The National Railway Museum is home to many significant locomotives and of course, not all of them are steam locomotives! It would be wrong to not include some of them in the series of blog posts that have been published in the past few weeks on the NRM! As ever I beg for forgiveness if I make any mistakes, as this isn’t, strictly speaking my area of expertise.
We start with a historically important machine – Southern Railway’s 1925 built suburban motor third brake 8143 (above). This is an early example of an Electrical Multiple Unit (EMU). In the modern day, the EMU is a vitally important type, moving thousands of commuters cleanly and quietly every day. When this unit was built, it was a relatively new technology being used in a time when steam dominated most of the UK’s railway network.
Our next locomotive (above and below) is also of elderly origins, despite it’s looks. Built in 1934, the LMS 7050 0-4-0D Drewry Car Co actually pre-dates the LNER A4 class of locomotives that were on display as part of the Great Gathering.
Moving back to electrics (below), but rather than of the third rail variety, this is an overhead type. The British Rail class 76 was an electric mixed traffic locomotive. The class has it’s origins in a 1941 LNER design by Sir Nigel Gresley, but was not used in the UK until the electrification of the Woodhead route in 1952 (this scheme was delayed by the #Second World War). The National Railway Museum’s example is the only survivor of this very successful class that would have lasted much longer if it wasn’t for the closure of the route it was designed to serve.
Our next locomotive to feature (below) is British Rail class 52 diesel hydraulic locomotive D1023 Western Fusilier. The Western region of British Railways developed a series of diesel hydraulic classes of locomotives, of which the class 52 was the most powerful. Diesel hydraulic technology in the UK was not successful in the long term, despite the advantage of it being relatively light-weight when compared with diesel electric locomotives. Politically, the technology was not seen as British enough, which didn’t help, nor did the transmissions being restricted to dealing with 1,500hp. The class 52 Western’s simply couldn’t match the performance of type 4 diesels and were withdrawn in the 1970’s.
Our next locomotive (below) is the first member of the class 40 to be built. A key part of British Railway’s modernisation plan of 1955, the 2000hp English Electric class 4 may not have out-performed the steam locomotive’s they were to replace at the extent expected, but they nevertheless proved to be operationally far more economic. Interestingly, despite being the first of a very important class, the National Railway Museum did not intend to save D200 when it was withdrawn in 1981. If it wasn’t for the staff of RAIL Enthusiast magazine who campaigned for it’s rescue, D200 could have been lost forever.
Our final locomotive is very different to the others featured here!
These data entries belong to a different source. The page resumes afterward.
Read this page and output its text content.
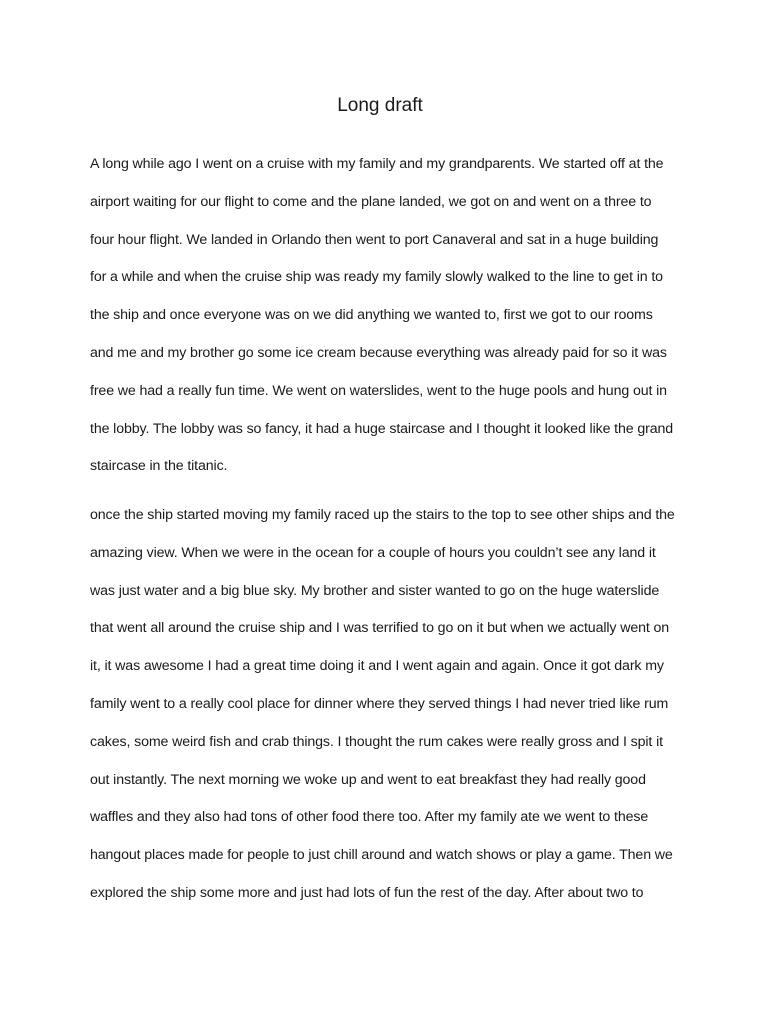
Long draft
A long while ago I went on a cruise with my family and my grandparents. We started off at the
airport waiting for our flight to come and the plane landed, we got on and went on a three to
four hour flight. We landed in Orlando then went to port Canaveral and sat in a huge building
for a while and when the cruise ship was ready my family slowly walked to the line to get in to
the ship and once everyone was on we did anything we wanted to, first we got to our rooms
and me and my brother go some ice cream because everything was already paid for so it was
free we had a really fun time. We went on waterslides, went to the huge pools and hung out in
the lobby. The lobby was so fancy, it had a huge staircase and I thought it looked like the grand
staircase in the titanic.
once the ship started moving my family raced up the stairs to the top to see other ships and the
amazing view. When we were in the ocean for a couple of hours you couldn’t see any land it
was just water and a big blue sky. My brother and sister wanted to go on the huge waterslide
that went all around the cruise ship and I was terrified to go on it but when we actually went on
it, it was awesome I had a great time doing it and I went again and again. Once it got dark my
family went to a really cool place for dinner where they served things I had never tried like rum
cakes, some weird fish and crab things. I thought the rum cakes were really gross and I spit it
out instantly. The next morning we woke up and went to eat breakfast they had really good
waffles and they also had tons of other food there too. After my family ate we went to these
hangout places made for people to just chill around and watch shows or play a game. Then we
explored the ship some more and just had lots of fun the rest of the day. After about two to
Built in a country where train delays are measured in seconds rather than minutes; we have the Shinkansen Japanese Bullet Train. Withdrawn in 2000, this series 0 West Japan Rlys Shinkansen car is very impressive and was capable of running at speeds of 220kph (136.7mph). One of the things that really shocked me was that although this example was built in 1976, the class were first introduced in 1964 – four years after 92220 Evening Star was built (the UK’s final British Railways built steam locomotive!) Incredible!